Wednesday, November 23, 2005

I am human and I need to be loved, just like everybody else does

Billy Mernit at Living the Romantic Comedy notes the inevitable passing of the phrase "chick flick" into the official lexicon via Merriam Webster. Billy argues for fighting semantic fire with fire by applying the "dick flick" moniker to those films designed to appeal to those of us with the Y chromosome. I tend to come out on the side of Carina Chocano, who wrote the LA Times article that gives rise to the discussion, although for slightly different reasons.

I agree with Billy that there are some movies that are objectively "chick" and that men, as a gender, have no business subjecting themselves to. Foremost anything with the word "Sisterhood" in the title. See also, as we say in the law. My family continues to threaten to tie me down to force me to watch Steel Magnolias though, to date, I have successfully resisted. The only way that one will pass my eyes is A Clockwork Orange style.

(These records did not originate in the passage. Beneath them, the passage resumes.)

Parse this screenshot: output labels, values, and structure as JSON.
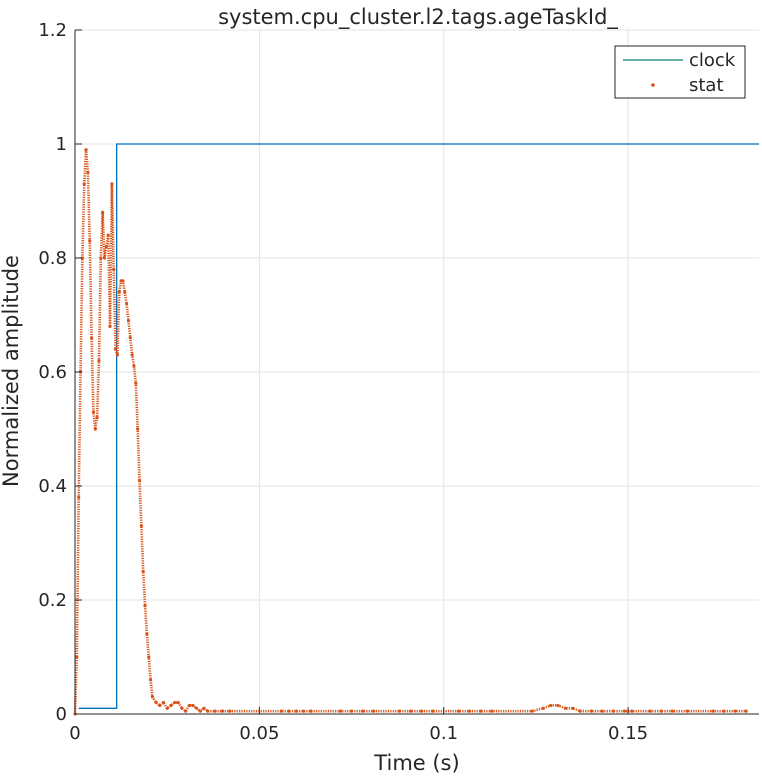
{
  "chart_data": {
    "type": "line",
    "title": "system.cpu_cluster.l2.tags.ageTaskId_",
    "xlabel": "Time (s)",
    "ylabel": "Normalized amplitude",
    "xlim": [
      0,
      0.1855
    ],
    "ylim": [
      0,
      1.2
    ],
    "xticks": [
      0,
      0.05,
      0.1,
      0.15
    ],
    "xtick_labels": [
      "0",
      "0.05",
      "0.1",
      "0.15"
    ],
    "yticks": [
      0,
      0.2,
      0.4,
      0.6,
      0.8,
      1,
      1.2
    ],
    "ytick_labels": [
      "0",
      "0.2",
      "0.4",
      "0.6",
      "0.8",
      "1",
      "1.2"
    ],
    "grid": true,
    "legend_position": "top-right",
    "series": [
      {
        "name": "clock",
        "style": "line",
        "color": "#0072BD",
        "points": [
          [
            0.001,
            0.01
          ],
          [
            0.0113,
            0.01
          ],
          [
            0.0113,
            1.0
          ],
          [
            0.1855,
            1.0
          ]
        ]
      },
      {
        "name": "stat",
        "style": "points",
        "color": "#D95319",
        "points": [
          [
            0.0,
            0.0
          ],
          [
            0.0005,
            0.1
          ],
          [
            0.001,
            0.38
          ],
          [
            0.0015,
            0.6
          ],
          [
            0.002,
            0.8
          ],
          [
            0.0025,
            0.93
          ],
          [
            0.003,
            0.99
          ],
          [
            0.0035,
            0.95
          ],
          [
            0.004,
            0.83
          ],
          [
            0.0045,
            0.66
          ],
          [
            0.005,
            0.53
          ],
          [
            0.0055,
            0.5
          ],
          [
            0.006,
            0.52
          ],
          [
            0.0065,
            0.62
          ],
          [
            0.007,
            0.8
          ],
          [
            0.0075,
            0.88
          ],
          [
            0.008,
            0.8
          ],
          [
            0.0085,
            0.82
          ],
          [
            0.009,
            0.84
          ],
          [
            0.0095,
            0.68
          ],
          [
            0.01,
            0.93
          ],
          [
            0.0105,
            0.78
          ],
          [
            0.011,
            0.64
          ],
          [
            0.0115,
            0.63
          ],
          [
            0.012,
            0.74
          ],
          [
            0.0125,
            0.76
          ],
          [
            0.013,
            0.76
          ],
          [
            0.0135,
            0.74
          ],
          [
            0.014,
            0.72
          ],
          [
            0.0145,
            0.69
          ],
          [
            0.015,
            0.66
          ],
          [
            0.0155,
            0.63
          ],
          [
            0.016,
            0.61
          ],
          [
            0.0165,
            0.58
          ],
          [
            0.017,
            0.5
          ],
          [
            0.0175,
            0.41
          ],
          [
            0.018,
            0.33
          ],
          [
            0.0185,
            0.25
          ],
          [
            0.019,
            0.19
          ],
          [
            0.0195,
            0.14
          ],
          [
            0.02,
            0.1
          ],
          [
            0.0205,
            0.06
          ],
          [
            0.021,
            0.03
          ],
          [
            0.022,
            0.02
          ],
          [
            0.023,
            0.015
          ],
          [
            0.024,
            0.02
          ],
          [
            0.025,
            0.01
          ],
          [
            0.026,
            0.015
          ],
          [
            0.027,
            0.02
          ],
          [
            0.028,
            0.02
          ],
          [
            0.029,
            0.01
          ],
          [
            0.03,
            0.005
          ],
          [
            0.031,
            0.015
          ],
          [
            0.032,
            0.015
          ],
          [
            0.033,
            0.01
          ],
          [
            0.034,
            0.005
          ],
          [
            0.035,
            0.01
          ],
          [
            0.036,
            0.005
          ],
          [
            0.038,
            0.005
          ],
          [
            0.04,
            0.005
          ],
          [
            0.042,
            0.005
          ],
          [
            0.056,
            0.005
          ],
          [
            0.058,
            0.005
          ],
          [
            0.06,
            0.005
          ],
          [
            0.062,
            0.005
          ],
          [
            0.064,
            0.005
          ],
          [
            0.072,
            0.005
          ],
          [
            0.075,
            0.005
          ],
          [
            0.078,
            0.005
          ],
          [
            0.081,
            0.005
          ],
          [
            0.088,
            0.005
          ],
          [
            0.091,
            0.005
          ],
          [
            0.094,
            0.005
          ],
          [
            0.097,
            0.005
          ],
          [
            0.104,
            0.005
          ],
          [
            0.107,
            0.005
          ],
          [
            0.11,
            0.005
          ],
          [
            0.113,
            0.005
          ],
          [
            0.124,
            0.005
          ],
          [
            0.127,
            0.01
          ],
          [
            0.129,
            0.015
          ],
          [
            0.131,
            0.015
          ],
          [
            0.133,
            0.01
          ],
          [
            0.135,
            0.01
          ],
          [
            0.137,
            0.005
          ],
          [
            0.14,
            0.005
          ],
          [
            0.143,
            0.005
          ],
          [
            0.146,
            0.005
          ],
          [
            0.149,
            0.005
          ],
          [
            0.151,
            0.005
          ],
          [
            0.156,
            0.005
          ],
          [
            0.159,
            0.005
          ],
          [
            0.162,
            0.005
          ],
          [
            0.166,
            0.005
          ],
          [
            0.173,
            0.005
          ],
          [
            0.176,
            0.005
          ],
          [
            0.179,
            0.005
          ],
          [
            0.182,
            0.005
          ]
        ]
      }
    ]
  }
}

But beyond that relatively narrow class of films, Ms. Chocano's points regarding the marginalization of many worthy movies that come either primarily or even only tangentially from a female perspective are well taken. I would go even further, however, and say that they ultimately come from a human perspective and applying the "chick flick" label to them serves only to perpetuate a false divide between the genders. If men are able to avoid works that remind them that they do, in fact, have emotions and are as desirous of fulfilling relationships as women, on the grounds that they are for "chicks" only, their guyhood remains unchallenged and intact.

I don't think it has always been thus. Sure, even old Bill Shakespeare had his fair share of blood and gore in the canon, but he is also arguably the source of our modern notion of romantic love and the author of The Sonnets. Which is not to say that today's man should aspire to the swooning, poofy-shirt poet archetype of Lord Byron or Percy Bysshe Shelley. But I think some restoration of balance to the male psyche is in order.

Rather than dismiss the "chick flick" out of hand, simply recognize that the rom-com is merely a subset of the greater class of romances that have always been the staple of men's cultural diet until only a few years ago. Romantic comedies, epic romances, or just old-fashioned love stories. There is nothing inherently masculine or feminine about romances and it seems rather insulting to men to imply that they are the exclusive province of women. Returning to P&P for a moment, Jane Austen, to my knowledge, didn't write her works solely for a female audience. One need not be a woman to enjoy her satire or be moved by the downs and ups of Elizabeth and Mr. Darcy. Great romance is great romance.

I'll conclude my thoughts presently with a post on three of my favorite celluloid romances, comedy and otherwise.


  • Hey Chris -- I missed this when I was away -- You make a good point about Austen, etc. (Real Men Read Austen?) Nice post!